Introduction: Cardiovascular magnetic resonance imaging (CMR) has emerged as an accurate technique that can assess ventricular function, stress myocardial perfusion, and viability, without radiation. Recent studies have shown that stress CMR would be the best test to predict obstructive coronary artery disease (CAD) with a good safety. Hypothesis: To assess the feasibility and incidence of immediate complications of stress CMR in a tertiary Cardiovascular Center with CMR Laboratory dedicated. Methods: Prospective registry of vasodilator stress CMR in a French center with CMR expertise included all consecutive patients referred for vasodilator stress perfusion CMR to detect an obstructive CAD between 2008 and 2020. Stress CMR was performed at 1.5 T using dipyridamole. The clinical and demographic data, quality of test, CMR findings, haemodynamic data, and complications were prospectively recorded.
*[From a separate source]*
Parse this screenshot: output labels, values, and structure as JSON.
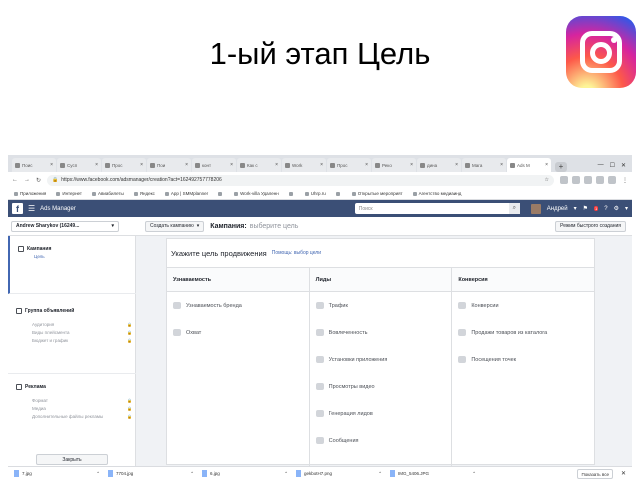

Results: Stress CMR was performed in 35,157 patients (98.2% of requested). The study could not be performed due to claustrophobia in 0.3%. Quality was optimal in 93.1%, suboptimal in 6.4%, and poor in 0.5% of studies. Images were diagnostic in 97.9% of patients. No patient died or had acute myocardial infarction during the test. Moreover, 56 patients (0.16%) had severe immediate complications, and one anaphylactic shock post-gadolinium. The only factor significantly associated with higher incidence of serious complications was the detection of inducible ischaemia (p<0.001). Incidence of non-severe complications was low (1.5%), severe controlled chest pain being the most frequent. Minor symptoms occurred frequently (35.5%). Conclusions: Performance of stress CMR is safe with very high image rate of satisfactory quality to perform the diagnosis in a referral population. Inducible ischaemia was the only factor identified which was associated with serious complications.